Create the OCR Layer's OCR Profile

For this OCR Layer, we're just going to copy the "Layered OCR - Checks - Main" OCR Profile and change the IP Profile property.

  1. Here we've copied the "Layered OCR - Checks - Main" OCR Profile and named it "Layered OCR - Checks - Inverted Labels".
  2. Select the IP Profile property. Using the dropdown menu, select the IP Profile referred to in the previous step named "Checks - Inverted Labels"

Add a New OCR Layer

  1. In the Node Tree, select the OCR Profile using Layered OCR
    • The one we've been using is named "Layered OCR - Checks"
  2. Select the Layers property in the right-hand property window
  3. Press the ellipsis button at the end. This will bring up the "OCR Layer Collection Editor".


  1. Press the "Add" button.
  2. Select the OCR Profile property. Click the drop-down menu.
  3. Select the "Layered OCR - Checks - Inverted Labels" OCR Profile.
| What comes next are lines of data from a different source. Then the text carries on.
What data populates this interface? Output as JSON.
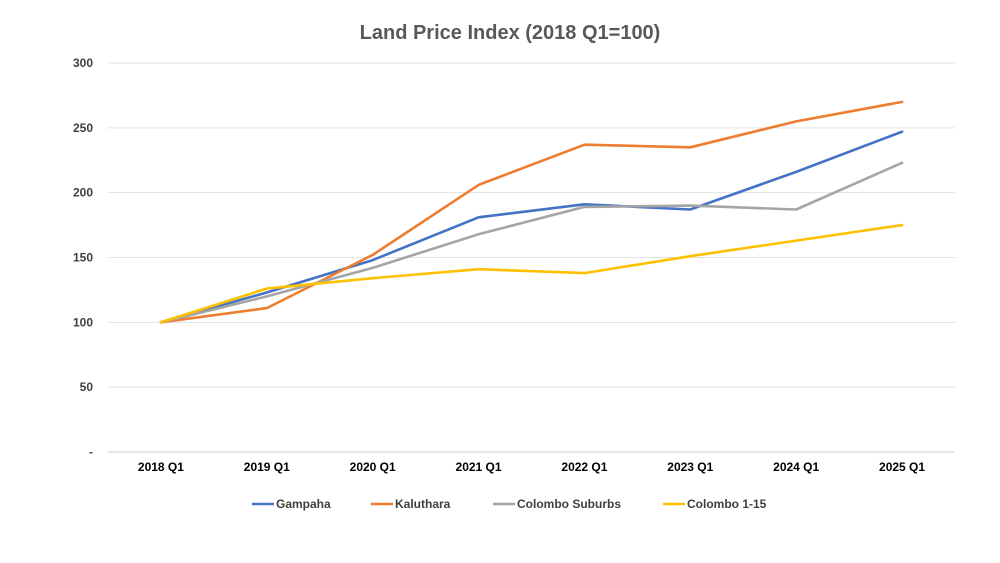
{
  "chart_data": {
    "type": "line",
    "title": "Land Price Index (2018 Q1=100)",
    "xlabel": "",
    "ylabel": "",
    "categories": [
      "2018 Q1",
      "2019 Q1",
      "2020 Q1",
      "2021 Q1",
      "2022 Q1",
      "2023 Q1",
      "2024 Q1",
      "2025 Q1"
    ],
    "ylim": [
      0,
      300
    ],
    "yticks": [
      0,
      50,
      100,
      150,
      200,
      250,
      300
    ],
    "ytick_labels": [
      "-",
      "50",
      "100",
      "150",
      "200",
      "250",
      "300"
    ],
    "grid": "horizontal",
    "legend_position": "bottom",
    "series": [
      {
        "name": "Gampaha",
        "color": "#4472C4",
        "values": [
          100,
          123,
          148,
          181,
          191,
          187,
          216,
          247
        ]
      },
      {
        "name": "Kaluthara",
        "color": "#ED7D31",
        "values": [
          100,
          111,
          152,
          206,
          237,
          235,
          255,
          270
        ]
      },
      {
        "name": "Colombo Suburbs",
        "color": "#A5A5A5",
        "values": [
          100,
          120,
          142,
          168,
          189,
          190,
          187,
          223
        ]
      },
      {
        "name": "Colombo 1-15",
        "color": "#FFC000",
        "values": [
          100,
          126,
          134,
          141,
          138,
          151,
          163,
          175
        ]
      }
    ]
  }
}
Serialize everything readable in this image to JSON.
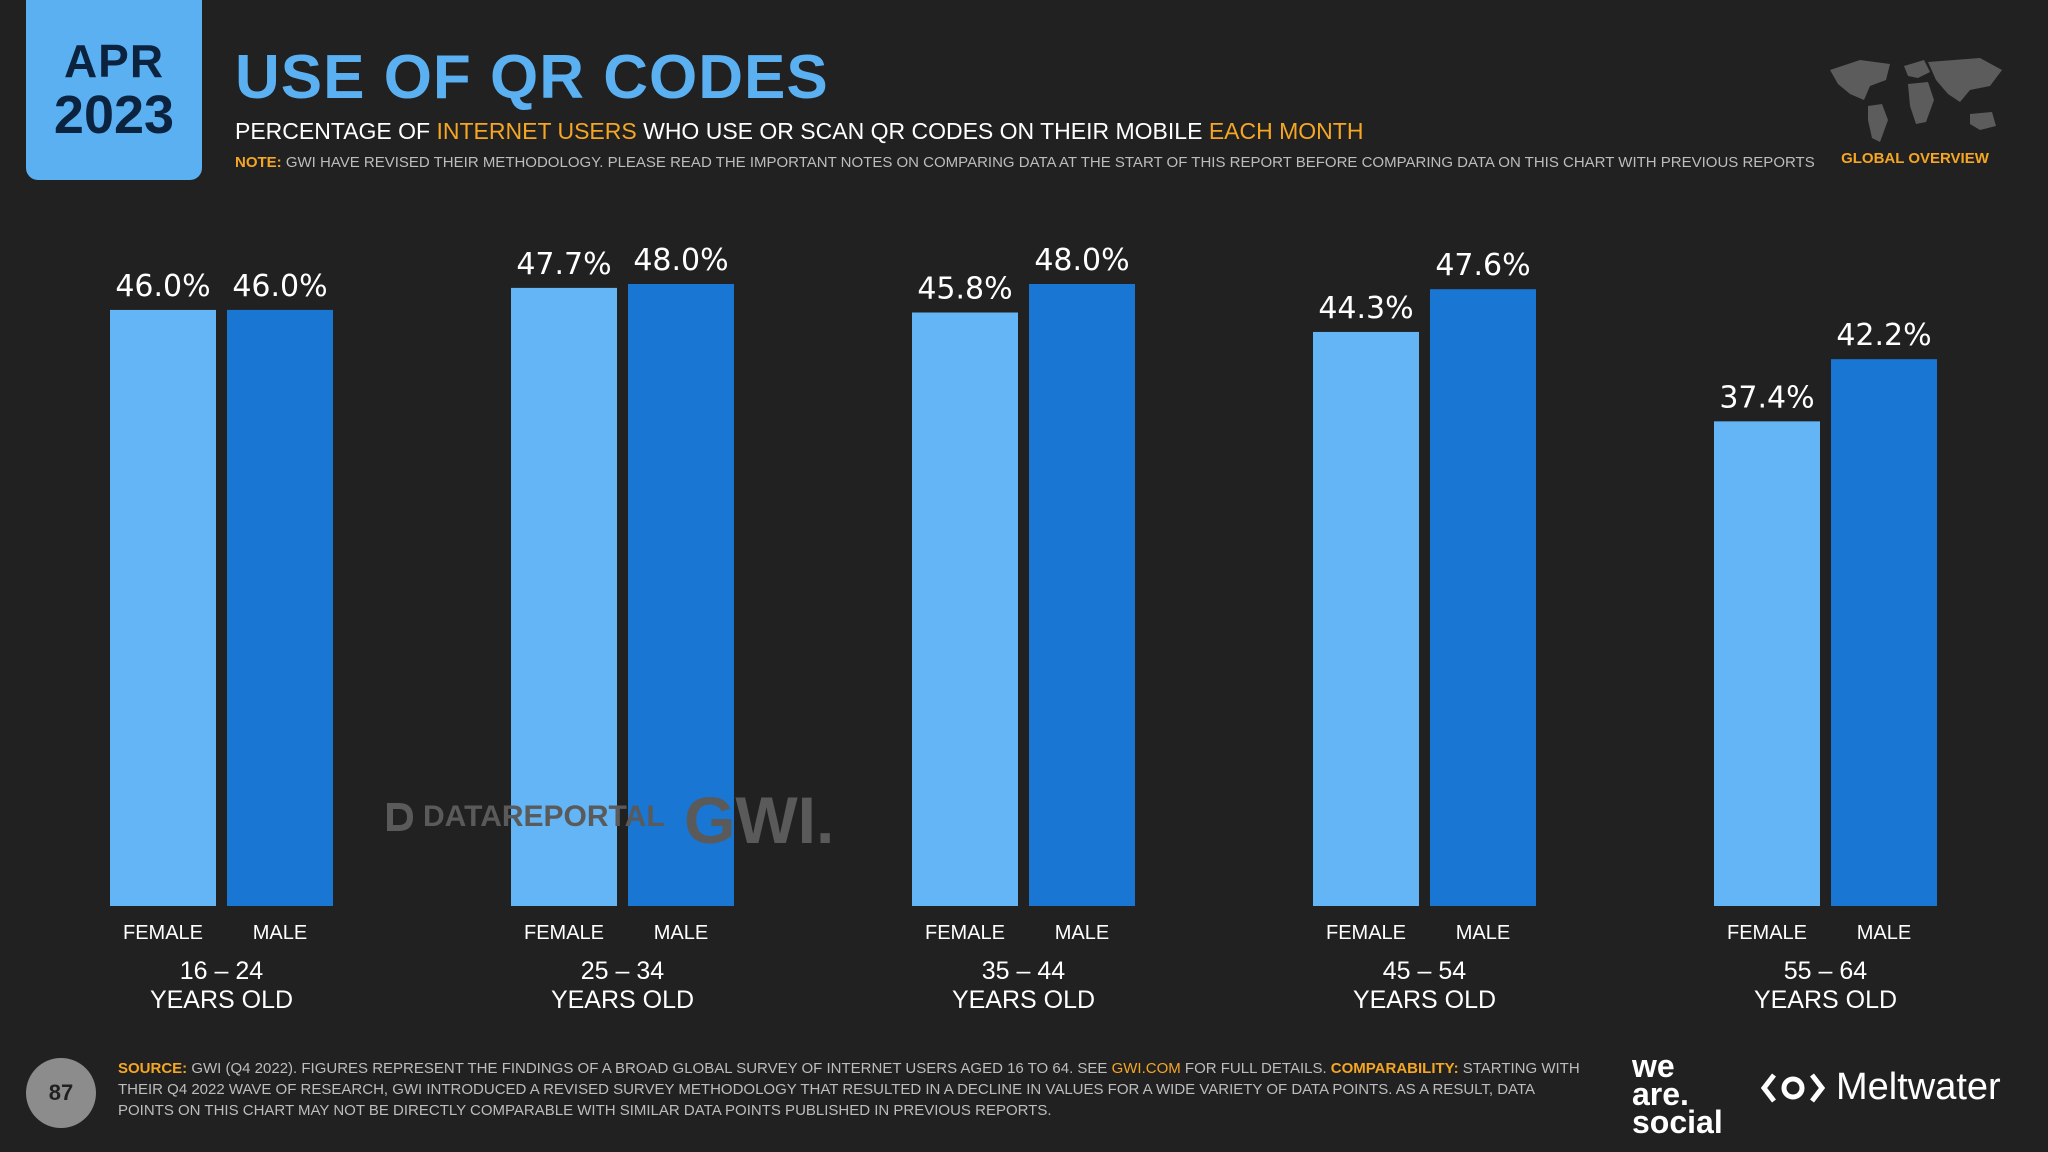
{
  "header": {
    "month": "APR",
    "year": "2023",
    "title": "USE OF QR CODES",
    "subtitle_pre": "PERCENTAGE OF ",
    "subtitle_hl1": "INTERNET USERS",
    "subtitle_mid": " WHO USE OR SCAN QR CODES ON THEIR MOBILE ",
    "subtitle_hl2": "EACH MONTH",
    "note_label": "NOTE:",
    "note_text": " GWI HAVE REVISED THEIR METHODOLOGY. PLEASE READ THE IMPORTANT NOTES ON COMPARING DATA AT THE START OF THIS REPORT BEFORE COMPARING DATA ON THIS CHART WITH PREVIOUS REPORTS",
    "global_label": "GLOBAL OVERVIEW"
  },
  "watermarks": {
    "datareportal": "DATAREPORTAL",
    "gwi": "GWI."
  },
  "footer": {
    "page_number": "87",
    "source_label": "SOURCE:",
    "source_text_1": " GWI (Q4 2022). FIGURES REPRESENT THE FINDINGS OF A BROAD GLOBAL SURVEY OF INTERNET USERS AGED 16 TO 64. SEE ",
    "source_link": "GWI.COM",
    "source_text_2": " FOR FULL DETAILS. ",
    "comparability_label": "COMPARABILITY:",
    "comparability_text": " STARTING WITH THEIR Q4 2022 WAVE OF RESEARCH, GWI INTRODUCED A REVISED SURVEY METHODOLOGY THAT RESULTED IN A DECLINE IN VALUES FOR A WIDE VARIETY OF DATA POINTS. AS A RESULT, DATA POINTS ON THIS CHART MAY NOT BE DIRECTLY COMPARABLE WITH SIMILAR DATA POINTS PUBLISHED IN PREVIOUS REPORTS.",
    "brand_1_line1": "we",
    "brand_1_line2": "are.",
    "brand_1_line3": "social",
    "brand_2": "Meltwater"
  },
  "chart_data": {
    "type": "bar",
    "categories": [
      [
        "16 – 24",
        "YEARS OLD"
      ],
      [
        "25 – 34",
        "YEARS OLD"
      ],
      [
        "35 – 44",
        "YEARS OLD"
      ],
      [
        "45 – 54",
        "YEARS OLD"
      ],
      [
        "55 – 64",
        "YEARS OLD"
      ]
    ],
    "series": [
      {
        "name": "FEMALE",
        "color": "#64b5f6",
        "values": [
          46.0,
          47.7,
          45.8,
          44.3,
          37.4
        ],
        "labels": [
          "46.0%",
          "47.7%",
          "45.8%",
          "44.3%",
          "37.4%"
        ]
      },
      {
        "name": "MALE",
        "color": "#1976d2",
        "values": [
          46.0,
          48.0,
          48.0,
          47.6,
          42.2
        ],
        "labels": [
          "46.0%",
          "48.0%",
          "48.0%",
          "47.6%",
          "42.2%"
        ]
      }
    ],
    "ylim": [
      0,
      48.0
    ]
  }
}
Configure the OCR Layer's Extractor

Next, we need to determine which text will be merged. The OCR Layer's Extractor property allows us to use an Internal or Reference extractor to return text from the OCR Layer's OCR results and merge it with the main OCR Profile's results.


For this example a simple pattern looking for these labels will work just fine. We will use date check no\. amount for the value pattern.


  1. We've set that pattern as an Internal extractor for this layer.
  2. Press the "OK" button to finish configuring the OCR Layer.

Verify the Results

  1. Switch over to the "OCR Testing Tab" to verify our results.
  2. Select a page in the batch to test.
  3. Press the "OCR Page" button.

Now we have a single document using results from our main OCR Profile merged with the results from both OCR Layers. The MICR line "A987654321A 987654321 C1492" was merged from the results of the first OCR Layer (configured in the previous tutorial) and the "Date" Check No." and "Amount" labels were merged from the second OCR Layer, which also uses Transym as its OCR engine, but uses a different temporary IP Profile to better target those labels.